無論、治安回復を疎かにした訳ではなく、明確に反帝国活動を行う者達は、劣悪遺伝子排除法違反との名目で死刑または流刑に処された。だが、平定戦役時のそれと比較すれば、その犠牲者数は相当に少なく、敵国の人民は殺害するよりも、農奴にする事が優先されていたと言える。ジギスムント自身、拡大戦役中、屡々詔書を発して、愛民の心を忘れる勿れと、濫りに人民を殺害する事を戒めている。

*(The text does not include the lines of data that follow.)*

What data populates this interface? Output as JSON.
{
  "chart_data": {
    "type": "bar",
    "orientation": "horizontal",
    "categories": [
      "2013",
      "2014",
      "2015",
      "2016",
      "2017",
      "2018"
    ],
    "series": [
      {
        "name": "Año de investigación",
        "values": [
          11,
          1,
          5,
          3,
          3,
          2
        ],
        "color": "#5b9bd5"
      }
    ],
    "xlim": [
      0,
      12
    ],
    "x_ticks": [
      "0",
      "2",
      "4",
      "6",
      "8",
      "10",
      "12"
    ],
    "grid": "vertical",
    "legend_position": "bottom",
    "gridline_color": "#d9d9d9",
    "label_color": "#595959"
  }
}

ただ、繰り返すが、これは決して人道的な理由からではない。良質な労働力の確保を主目的とする以上、激烈な戦闘の果てに囚われた捕虜など、帝国への敵愾心に満ち、戦傷により身体的障害を抱えている率も高い元兵士が大半で、そんな者達を集めるよりも、平穏な生活を送っている者達をそのまま農奴にした方が、より生産性が高くなるから、という事に過ぎない。そのため、平定戦役期では考えられなかった、現地勢力への譲歩と見られる行為さえ敢えて行った。現地の政治勢力をそのまま帝国の支配体制に組み込む事で、彼らが持つ戸籍等の行政データの活用が可能となり、それは徙民政策を効率的かつ円滑に実施する事に繋がった。
また、特に攻守連合の領内で多く発生したのだが、増大する帝国軍の圧力に対抗するため、民政よりも軍事を優先、軍事費に充当するため重税を課す、或いは強権的な徴兵制度を実施するなど、人民に過酷な政治を行っている星系も存在した。当然、そのような場所では政府に対する不平不満が強く、それを情報収集の過程で察知した帝国政府は工作員を送り込み、住民を扇動、反政府活動を勃発させ、後世からすると信じがたい事に、帝国軍を解放軍として受け入れる所さえあったと云う。
このように、農奴・奴隷の確保を主目的とした拡大戦役の遂行により、労働力が確保されて、生産設備の建設が迅速に進んだ。その結果、貴族領での生産能力不足との問題を解決し、配給制度の円滑な施行が実現した。それは、帝国への不平不満を抱く領主貴族らを慰撫する事に繋がり、最終的には彼ら領主らの増長傾向を抑え、帝国皇帝の支配権確立との政治目的を達成する事が出来た。それこそが皇帝ジギスムントと帝国宰相ノイエ・シュタウフェン公が企図した事であったが、この政策は反作用を齎さずにはおかなかった。